De nombreux reproches peuvent effectivement être adressés au film. Certaines scènes s’étirent en longueur, des dialogues sonnent faux, et le casting s'avère inégal. Alain Chabat, par exemple, se montre terne dans un registre dramatique qui lui est inhabituel. Quant à Adèle Exarchopoulos, elle est franchement mauvaise, particulièrement dans ses scènes de crise qui manquent de justesse. Vincent Lacoste est assez terne. La bande-son est omniprésente et le film très long (2h40 !). La fin met du temps à se dessiner. En fait, on ressort assez lessivé du film.

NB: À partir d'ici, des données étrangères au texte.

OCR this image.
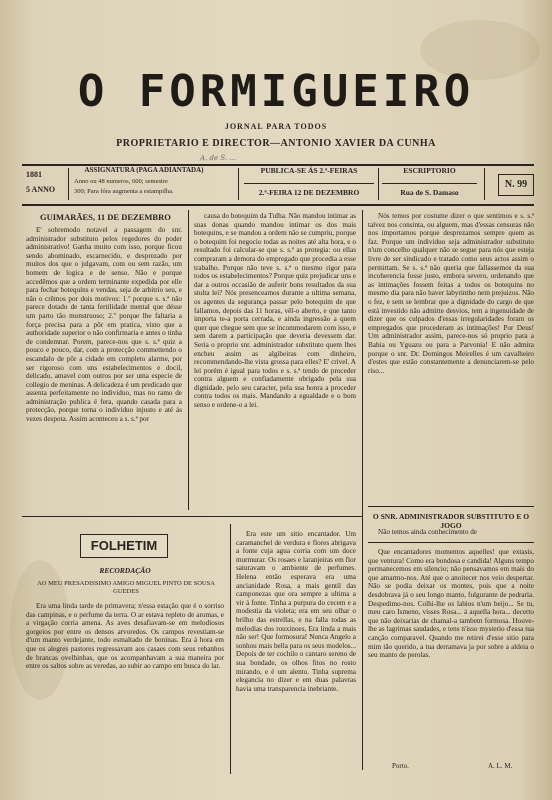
O FORMIGUEIRO
JORNAL PARA TODOS
PROPRIETARIO E DIRECTOR—ANTONIO XAVIER DA CUNHA
A. de S. ...
1881
5 ANNO
ASSIGNATURA (PAGA ADIANTADA)
Anno ou 48 numeros, 600; semestre
300; Para fóra augmenta a estampilha.
PUBLICA-SE ÁS 2.ª-FEIRAS
2.ª-FEIRA 12 DE DEZEMBRO
ESCRIPTORIO
Rua de S. Damaso
N. 99
GUIMARÃES, 11 DE DEZEMBRO

E' sobremodo notavel a passagem do snr. administrador substituto pelos regedores do poder administrativo! Ganha muito com isso, porque ficou sendo abominado, escarnecido, e desprezado por muitos dos que o julgavam, com ou sem razão, um homem de logica e de senso. Não e porque accedêmos que a ordem terminante expedida por elle para fechar botequins e vendas, seja de arbitrio seu, e não o crêmos por dois motivos: 1.º porque s. s.ª não parece dotado de tanta fertilidade mental que désse um parto tão monstruoso; 2.º porque lhe faltaria a força precisa para a pôr em pratica, visto que a authoridade superior o não confirmaria e antes o tinha de condemnar. Porem, parece-nos que s. s.ª quiz a pouco e pouco, dar, com a protecção commettendo o escandalo de pôr a cidade em completo alarme, por ser rigoroso com uns estabelecimentos e docil, delicado, amavel com outros por ser uma especie de collegio de meninas. A delicadeza é um predicado que assenta perfeitamente no individuo, mas no ramo de administração publica é fera, quando casada para a protecção, porque torna o individuo injusto e até ás vezes despota. Assim aconteceu a s. s.ª por

causa do botequim da Tulha. Não mandou intimar as suas donas quando mandou intimar os dos mais botequins, e se mandou a ordem não se cumpriu, porque o botequim foi negocio todas as noites até alta hora, e o resultado foi calcular-se que s. s.ª as protegia: ou ellas compraram a demora do empregado que procedia a esse trabalho. Porque não teve s. s.ª o mesmo rigor para todos os estabelecimentos? Porque quiz prejudicar uns e dar a outros occasião de auferir bons resultados da sua stulta lei? Nós presenceamos durante a ultima semana, os agentes da segurança passar pelo botequim de que fallamos, depois das 11 horas, vêl-o aberto, e que tanto importa te-a porta cerrada, e ainda ingressão a quem quer que chegue sem que se incommodarem com isso, e sem darem a participação que deveria devessem dar. Seria o proprio snr. administrador substituto quem lhes encheu assim as algibeiras com dinheiro, recommendando-lhe vista grossa para elles? E' crivel. A lei porém é igual para todos e s. s.ª tendo de proceder contra alguem e confiadamente obrigado pela sua dignidade, pelo seu caracter, pela sua honra a proceder contra todos os mais. Mandando a egualdade e o bom senso e ordene-o a lei.

Nós temos por costume dizer o que sentimos e s. s.ª talvez nos consinta, ou alguem, mas d'essas censuras não nos importamos porque desprezamos sempre quem as faz. Porque um individuo seja administrador substituto n'um concelho qualquer não se segue para nós que esteja livre de ser sindicado e tratado como seus actos assim o permittam. Se s. s.ª não queria que fallassemos da sua incoherencia fosse justo, embora severo, ordenando que as intimações fossem feitas a todos os botequins no mesmo dia para não haver labyrintho nem prejuizos. Não o fez, e sem se lembrar que a dignidade do cargo de que está investido não admitte desvios, tem a ingenuidade de dizer que os culpados d'essas irregularidades foram os empregados que procederam as intimações! Por Deus! Um administrador assim, parece-nos só proprio para a Bahia ou Yguazu ou para a Parvonia! E não admira porque o snr. Dr. Domingos Meirelles é um cavalheiro d'estes que estão constantemente a denunciarem-se pelo riso...

O SNR. ADMINISTRADOR SUBSTITUTO E O JOGO

Não temos ainda conhecimento de

FOLHETIM
RECORDAÇÃO
AO MEU PRESADISSIMO AMIGO MIGUEL PINTO DE SOUSA GUEDES

Era uma linda tarde de primavera; n'essa estação que é o sorriso das campinas, e o perfume da terra. O ar estava repleto de aromas, e a virgação corria amena. As aves desafiavam-se em melodiosos gorgeios por entre os densos arvoredos. Os campos revestiam-se d'um manto verdejante, todo esmaltado de boninas. Era á hora em que os alegres pastores regressavam aos casaes com seus rebanhos de brancas ovelhinhas, que os acompanhavam a sua maneira por entre os saltos sobre as veredas, ao subir ao campo em busca do lar.

Era este um sitio encantador. Um caramanchel de verdura e flores abrigava a fonte cuja agua corria com um doce murmurar. Os rosaes e laranjeiras em flor saturavam o ambiente de perfumes. Helena então esperava era uma ancianidade Rosa, a mais gentil das camponezas que ora sempre a ultima a vir á fonte. Tinha a purpura do cecem e a modestia da violeta; era em seu olhar o brilho das estrellas, e na falla todas as melodias dos rouxinoes, Era linda a mais não ser! Que formosura! Nunca Angelo a sonhou mais bella para os seus modelos... Depois de ter cochilo o cantaro sereno de sua bondade, os olhos fitos no rosto mirando, e é um alento. Tinha suprema elegancia no dizer e em duas palavras havia uma transparencia inebriante.

Que encantadores momentos aquelles! que extasis, que ventura! Como era bondosa e candida! Alguns tempo permanecemos em silencio; não pensavamos em mais do que amarmo-nos. Até que o anoitecer nos veio despertar. Não se podia deixar os montes, pois que a noite desdobrava já o seu longo manto, fulgurante de pedraria. Despedimo-nos. Colhi-lhe os labios n'um beijo... Se tu, meu caro Ismeno, visses Rosa... á aquella hora... decerto que não deixarias de chamal-a tambem formosa. Houve-lhe as lagrimas saudades, e tens n'isso mysterio d'essa tua canção comparavel. Quando me retirei d'esse sitio para mim tão querido, a tua derramava ja por sobre a aldeia o seu manto de perolas.

Porto.	A. L. M.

Pourtant, malgré ces défauts, le film parvient à laisser une empreinte durable. L’amour ouf est un film galvanisant, presque euphorisant dans ses excès assumés. Ce film m’a rappelé cette nuit, il y a deux ans, où je suis sorti du Cinéma Palace à une heure du matin, littéralement épuisé par le titanesque et génial Babylone de Damien Chazelle.
Le caractère excessif de L’amour ouf est indéniable : trop violent, trop clinquant, trop long. Mais cette démesure est un choix esthétique pleinement assumé par Gilles Lellouche. Bien qu’il trébuche parfois, à la longue, ce parti pris audacieux finit par payer et confère au film une singularité rare. En France, cette outrance est peu tolérée, alors qu’elle est acceptée, voire célébrée, dans des productions étrangères comme dans les films de Brian de Palma.
Lellouche fait preuve d’un amour évident pour le cinéma et ses références sont visibles. Il s’inscrit dans la lignée des réalisateurs comme Scorsese ou De Palma des années 80, avec son déferlement de violence et son esthétique clinquante. Ces influences cinéphiles, bien que prégnantes, n’empêchent pas L’amour ouf d’être profondément ancré dans un contexte social français. Car derrière le vernis rutilant et mainstream du film, il y a tout de même le sujet du déterminisme social, de la reproduction de la violence. Jackie et Clotaire, malgré leurs différences, sont tous deux ancrés dans un contexte social difficile qui semble les enfermer. Cette dimension d’enfermement se retrouve également dans les personnages secondaires, souvent victimes de leur milieu, incapables d'échapper à un cycle de pauvreté et de violence.
Ce qui m’a particulièrement séduit dans le film, et ce qui est relativement rare, c’est son ampleur et son ambition narrative. L’amour ouf suit le couple sur plus d’une décennie, des années lycée à l’âge adulte. Des années de la construction et des premières expériences jusqu’à celles où tout devrait justement être construit. Des pans de vie qu’il montre à l’écran, Lellouche retient les moments marquants, ceux du début et ceux de la fin, en faisant une longue éclipse de dix ans.
Les jeunes acteurs interprétant Jackie et Clotaire adolescents sont d'une étonnante justesse. Si Adèle Exarchopoulos est assez calamiteuse, François Civil se révèle nettement meilleur, capable de retranscrire la violence et la fêlure intérieure de son personnage.
Après avoir relevé tant de points positifs que négatifs, la question se pose : peut-on conseiller ce film ? La réponse n’est pas simple. L’amour ouf est indéniablement clivant, mais c’est justement ce qui m’a plu. Lellouche ose prendre le risque de déplaire, et cela mérite d’être salué.